0

So I am trying to extract only links to particular sites. I have written the following by sifting through this site for hours now, but it does not work great for me.

match = re.compile('<a href="(http:\/\/www\.|https:\/\/www\.|http:\/\/|https:\/\/)(youtu|www.youtube|youtube|vimeo|dailymotion|)\.(.+?)"',re.DOTALL).findall(html)
for title in match:
    print '<a href="'+title+'>'+title+'</a>'

Method above gives this error:

    print '<a href="'+title+'>'+title+'</a>'
TypeError: cannot concatenate 'str' and 'tuple' objects

and if i simply put "print = title" I get the following ugly result

('https://www.', 'youtube', 'com/watch?v=gm2SGfjvgjM')

all links scraped will look like this:

<a href="https://www.youtube.com/watch?v=gm2SGfjvgjM"

Im hoping to have it print like following:

<a href="https://www.youtube.com/watch?v=gm2SGfjvgjM">youtube</a>
<a href="http://www.dailymotion.com/video/x5zuvuu">dailymotion</a>

Been playing with python for a while but I struggle alot lol. and FYI Ive spent endless hours trying to figure out beautiful soup but just dont get it. Would appreciate any help on this without changing the method totally if possible, Thanks for any help.

cs95
  • 379,657
  • 97
  • 704
  • 746
Bobby Peters
  • 181
  • 1
  • 1
  • 9
  • Try running your code here: http://pythontutor.com –  Sep 11 '17 at 00:09
  • I will try Dani. Thanks have not seen that site before. What would be the benefit to testing in there as apposed to running in idle? – Bobby Peters Sep 11 '17 at 00:16
  • The reason you get the error is, you are trying to put together tuples and strings. If you are not sure at what point `title` becomes a string (though you can try figuring that out yourself), python tutor can help you, by showing you the steps the program takes, visually, 1 by 1. –  Sep 11 '17 at 00:18
  • Also, there probably is a solution without using regex, and you should definitely try that. https://stackoverflow.com/a/7553730/5306470 –  Sep 11 '17 at 00:19
  • Perfect Thanks Dani. I will continue to learn with the examples u have provided. – Bobby Peters Sep 11 '17 at 00:25
  • 1
    Regex is not ideal for parsing HTML. Use an HTML parser like BeautifulSoup. – Mark Tolonen Sep 11 '17 at 02:50
  • @MarkTolonen I am well aware of that but I suck way worse with beautifulsoup than i do with regex as it states in my description above. – Bobby Peters Sep 12 '17 at 01:55

2 Answers2

1

Your pattern seems okay. The problem is with the capturing groups inside. Make them all non-capturing with ?: so you only end up capturing the whole expression together.

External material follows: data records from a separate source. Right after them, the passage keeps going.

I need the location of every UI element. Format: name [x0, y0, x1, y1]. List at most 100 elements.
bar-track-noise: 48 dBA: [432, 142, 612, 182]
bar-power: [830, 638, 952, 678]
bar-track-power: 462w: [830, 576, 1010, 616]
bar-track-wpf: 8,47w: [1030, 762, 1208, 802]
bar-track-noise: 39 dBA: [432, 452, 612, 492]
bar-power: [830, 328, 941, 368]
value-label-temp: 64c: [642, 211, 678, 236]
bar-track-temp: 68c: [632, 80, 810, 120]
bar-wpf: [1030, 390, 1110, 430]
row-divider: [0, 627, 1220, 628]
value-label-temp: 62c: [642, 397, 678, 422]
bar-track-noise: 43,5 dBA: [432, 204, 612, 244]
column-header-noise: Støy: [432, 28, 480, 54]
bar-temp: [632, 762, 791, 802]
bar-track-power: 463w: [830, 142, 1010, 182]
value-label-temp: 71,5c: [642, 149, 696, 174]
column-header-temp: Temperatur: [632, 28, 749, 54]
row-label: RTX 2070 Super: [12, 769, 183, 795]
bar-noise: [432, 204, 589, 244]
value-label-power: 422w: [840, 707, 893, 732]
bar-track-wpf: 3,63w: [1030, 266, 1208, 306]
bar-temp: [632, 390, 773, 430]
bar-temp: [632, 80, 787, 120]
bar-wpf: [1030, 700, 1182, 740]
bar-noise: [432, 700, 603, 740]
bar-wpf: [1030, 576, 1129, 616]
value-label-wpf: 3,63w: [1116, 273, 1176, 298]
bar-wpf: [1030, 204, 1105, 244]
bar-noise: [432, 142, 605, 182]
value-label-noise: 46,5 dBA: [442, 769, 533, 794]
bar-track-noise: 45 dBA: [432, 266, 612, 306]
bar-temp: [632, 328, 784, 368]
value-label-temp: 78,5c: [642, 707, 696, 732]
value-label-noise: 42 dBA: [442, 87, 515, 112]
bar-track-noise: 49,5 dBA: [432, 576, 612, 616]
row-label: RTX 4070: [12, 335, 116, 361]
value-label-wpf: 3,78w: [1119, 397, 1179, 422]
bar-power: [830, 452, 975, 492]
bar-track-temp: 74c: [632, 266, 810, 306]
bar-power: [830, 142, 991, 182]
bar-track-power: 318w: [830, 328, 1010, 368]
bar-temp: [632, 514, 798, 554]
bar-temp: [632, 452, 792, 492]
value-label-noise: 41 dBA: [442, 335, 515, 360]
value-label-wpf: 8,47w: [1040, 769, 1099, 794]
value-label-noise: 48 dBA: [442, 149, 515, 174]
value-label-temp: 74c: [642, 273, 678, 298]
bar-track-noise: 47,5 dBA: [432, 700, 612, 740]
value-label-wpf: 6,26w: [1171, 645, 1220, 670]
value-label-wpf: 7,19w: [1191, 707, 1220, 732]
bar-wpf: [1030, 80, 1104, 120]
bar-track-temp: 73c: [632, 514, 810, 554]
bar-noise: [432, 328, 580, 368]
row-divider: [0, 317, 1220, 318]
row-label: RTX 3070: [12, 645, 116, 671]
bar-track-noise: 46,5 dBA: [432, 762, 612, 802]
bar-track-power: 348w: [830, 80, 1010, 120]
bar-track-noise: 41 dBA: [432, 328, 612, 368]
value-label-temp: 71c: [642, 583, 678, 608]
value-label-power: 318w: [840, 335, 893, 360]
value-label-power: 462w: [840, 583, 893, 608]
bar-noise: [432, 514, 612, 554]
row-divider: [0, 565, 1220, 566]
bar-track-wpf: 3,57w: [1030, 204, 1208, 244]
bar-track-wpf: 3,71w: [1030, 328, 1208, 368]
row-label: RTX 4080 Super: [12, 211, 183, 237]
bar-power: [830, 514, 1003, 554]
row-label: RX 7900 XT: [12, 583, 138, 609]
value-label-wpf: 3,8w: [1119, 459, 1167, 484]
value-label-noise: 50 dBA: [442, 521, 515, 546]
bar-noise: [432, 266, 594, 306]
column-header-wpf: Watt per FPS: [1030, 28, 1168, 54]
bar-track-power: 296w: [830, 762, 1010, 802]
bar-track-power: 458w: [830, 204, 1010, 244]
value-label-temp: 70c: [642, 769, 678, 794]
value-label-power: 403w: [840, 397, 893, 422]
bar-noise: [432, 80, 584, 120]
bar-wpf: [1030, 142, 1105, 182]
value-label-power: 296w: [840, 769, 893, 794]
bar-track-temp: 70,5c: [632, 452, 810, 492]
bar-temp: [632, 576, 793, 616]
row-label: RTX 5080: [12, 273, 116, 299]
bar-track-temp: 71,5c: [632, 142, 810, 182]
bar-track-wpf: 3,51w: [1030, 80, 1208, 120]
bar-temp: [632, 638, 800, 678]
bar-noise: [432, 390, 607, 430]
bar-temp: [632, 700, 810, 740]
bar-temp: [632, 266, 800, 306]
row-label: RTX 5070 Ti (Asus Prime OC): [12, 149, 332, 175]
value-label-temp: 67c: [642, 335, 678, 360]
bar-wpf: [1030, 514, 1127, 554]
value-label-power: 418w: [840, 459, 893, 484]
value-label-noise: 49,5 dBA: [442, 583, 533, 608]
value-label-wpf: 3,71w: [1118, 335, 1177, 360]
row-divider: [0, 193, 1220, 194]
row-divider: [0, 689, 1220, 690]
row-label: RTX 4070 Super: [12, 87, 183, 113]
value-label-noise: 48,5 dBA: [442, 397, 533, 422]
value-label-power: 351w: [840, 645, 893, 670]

p = re.compile('<a href="((?:http:\/\/www\.|https:\/\/www\.|http:\/\/|https:\/\/)'\
                         '(?:youtu|www.youtube|youtube|vimeo|dailymotion|)'\
                         '\.(?:.+?))"',re.DOTALL)
match = p.findall(html)
for title in match:
    print '<a href="' + title + '>' + title + '</a>'

To retain the link as well as the domain name, a another small change is needed – capture the whole expression, and the website name as two separate groups (the former also captures the latter):

p = re.compile('<a href="((?:http:\/\/www\.|https:\/\/www\.|http:\/\/|https:\/\/)'\
                         '(youtu|www.youtube|youtube|vimeo|dailymotion|)'\
                         '\.(?:.+?))"',re.DOTALL)

match = p.findall(html)
for title in match:
    print '<a href="' + title[0] + '>' + title[1] + '</a>'

Access the groups by title[i].

cs95
  • 379,657
  • 97
  • 704
  • 746
  • That works pretty darn good COLDSPEED Thanks for your help. If im not pushing my luck tho could you help with adding host name as link title? I have always been under the impression that every instance of "(.+? or whatever)" would be a match i could name and print but in this case when I give it a name it tells me there are too many values to unpack. Any insight as to why its not a match would be useful info to. Thanks so much – Bobby Peters Sep 11 '17 at 00:30
  • 1
    @BobbyPeters Made an edit. Take a look and see if it works. – cs95 Sep 11 '17 at 00:34
  • 1
    @BobbyPeters Note that, if you pass capturing groups to `findall`, only the capture groups are returned. Knowing how this works helps you work around it. – cs95 Sep 11 '17 at 00:35
  • That works flawlessly I really appreciate your help. I now understand "Group" I have been playing with python for a cpl years but am not made to be a programmer lol, I have ADHD and have a hard time reading through documentation. I learn best by playing with other peoples codes. Thanks again :) Means alot to me – Bobby Peters Sep 11 '17 at 00:40
1

You can simply use:

print '<a href="'+''.join(title)+'>'+title[1]+'</a>'

Your matching element consists on a tuple where each element is a matching group. So, you join them together to form the URL, and the second element will be the group you what to use to name the link.

y.luis.rojo
  • 1,794
  • 4
  • 22
  • 41